10. Caleb (last week: 9)
PICK A LANE, BRO.

11. So they’re really committed to this “AD” thing (last week: not ranked)
“Glad we’re on the same team.” Ugh, God.

12. Ali (last week: 12)
It’s probably not great that the last shot of Ali we see is her strapped to a gurney, while that mute nurse and Elliot rush her into the blinding light of who-knows-what.

13. Literally everyone related to Hanna (last week: not ranked)
Let’s just run through this one more time: Hanna was kidnapped and tortured for either 24 hours or maybe four days? (This timeline, like all timelines in Rosewood, is unclear and probably irrelevant.) Hanna, lest you forget, has been kidnapped and tortured before, for a considerable length of time. Girl’s a regular Kimmy Schmidt. And when she rolls back into Rosewood and falls off the grid, no one in her family — not her mother, not her fiancé, not her so-distant-you-may-have-forgotten-him-but-I-didn’t-because-I’m-a-professional father — inquired as to her whereabouts? Jordan didn’t jump on the Acela the minute his texts went unanswered? Why won’t this show throw us some flimsy excuse for goddess and generally decent mother Ashley Marin’s absence? (Is she still locked in Emily’s basement with the rest of the moms?)
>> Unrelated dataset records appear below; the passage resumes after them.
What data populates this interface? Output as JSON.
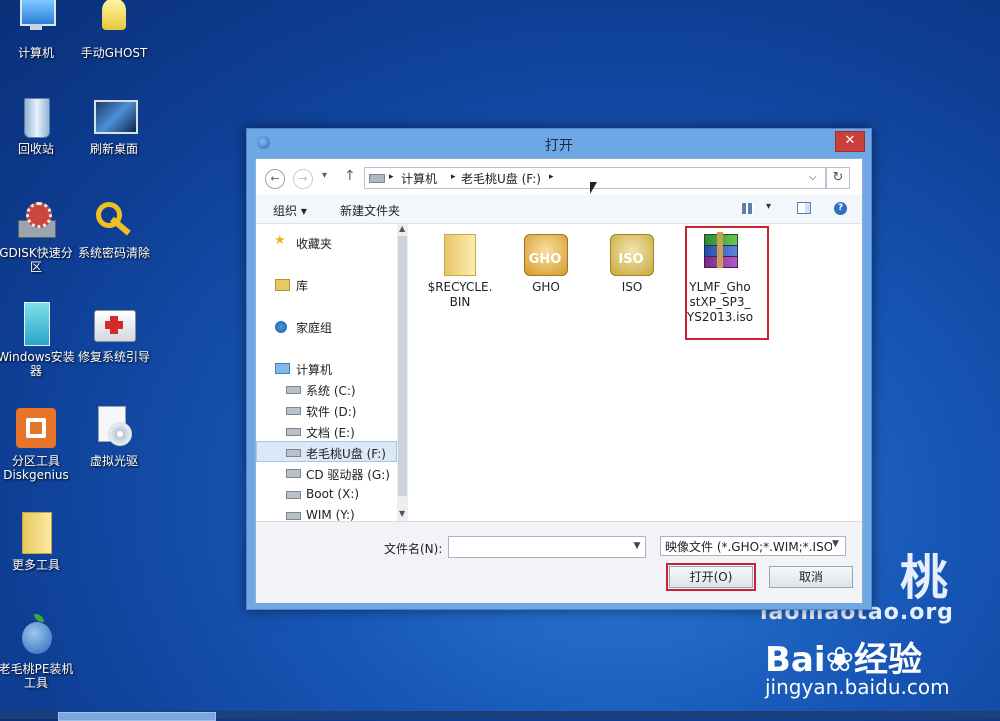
{
  "desktop": {
    "icons": [
      {
        "label": "计算机"
      },
      {
        "label": "手动GHOST"
      },
      {
        "label": "回收站"
      },
      {
        "label": "刷新桌面"
      },
      {
        "label": "GDISK快速分区"
      },
      {
        "label": "系统密码清除"
      },
      {
        "label": "Windows安装器"
      },
      {
        "label": "修复系统引导"
      },
      {
        "label": "分区工具Diskgenius"
      },
      {
        "label": "虚拟光驱"
      },
      {
        "label": "更多工具"
      },
      {
        "label": "老毛桃PE装机工具"
      }
    ],
    "watermark": {
      "brand_char": "桃",
      "site": "laomaotao.org",
      "baidu": "Bai",
      "baidu_suffix": "经验",
      "url": "jingyan.baidu.com"
    }
  },
  "dialog": {
    "title": "打开",
    "close_glyph": "✕",
    "nav": {
      "back": "←",
      "forward": "→",
      "history": "▾",
      "up": "↑"
    },
    "breadcrumb": [
      "计算机",
      "老毛桃U盘 (F:)"
    ],
    "refresh_glyph": "↻",
    "toolbar": {
      "organize": "组织 ▾",
      "new_folder": "新建文件夹"
    },
    "nav_pane": {
      "favorites": "收藏夹",
      "libraries": "库",
      "homegroup": "家庭组",
      "computer": "计算机",
      "drives": [
        "系统 (C:)",
        "软件 (D:)",
        "文档 (E:)",
        "老毛桃U盘 (F:)",
        "CD 驱动器 (G:)",
        "Boot (X:)",
        "WIM (Y:)"
      ]
    },
    "files": [
      {
        "name": "$RECYCLE.BIN",
        "line1": "$RECYCLE.",
        "line2": "BIN"
      },
      {
        "name": "GHO",
        "badge": "GHO"
      },
      {
        "name": "ISO",
        "badge": "ISO"
      },
      {
        "name": "YLMF_GhostXP_SP3_YS2013.iso",
        "line1": "YLMF_Gho",
        "line2": "stXP_SP3_",
        "line3": "YS2013.iso"
      }
    ],
    "footer": {
      "filename_label": "文件名(N):",
      "filename_value": "",
      "filetype": "映像文件 (*.GHO;*.WIM;*.ISO",
      "open_button": "打开(O)",
      "cancel_button": "取消"
    }
  }
}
14. Jordan (last week: not ranked)
Gets a double-entry for his double-powerlessness: Not only did he get dumped by Hanna at the construction site that used to be the swanky-looking bar where they met, but he’s considered so pointless by Hanna’s besties that no one even called to tell him she went missing. Ezra and Caleb were present and accounted for, but this Aussie? No such luck.

The only good thing about Jordan is how, in the flashback, he volunteers to buy Hanna food instead of a third drink. That is a VERY slick tactic I wish other gentlemen would practice. Reminds me of Liz Lemon’s “I already have a drink, do you think he’d buy me mozzarella sticks?”

Lingering concerns: How do any of these girls still have jobs? Where is Jason? Isn’t Ali’s dad still alive? Shouldn’t he swing by one of these days, see how one of his only surviving family is holding up?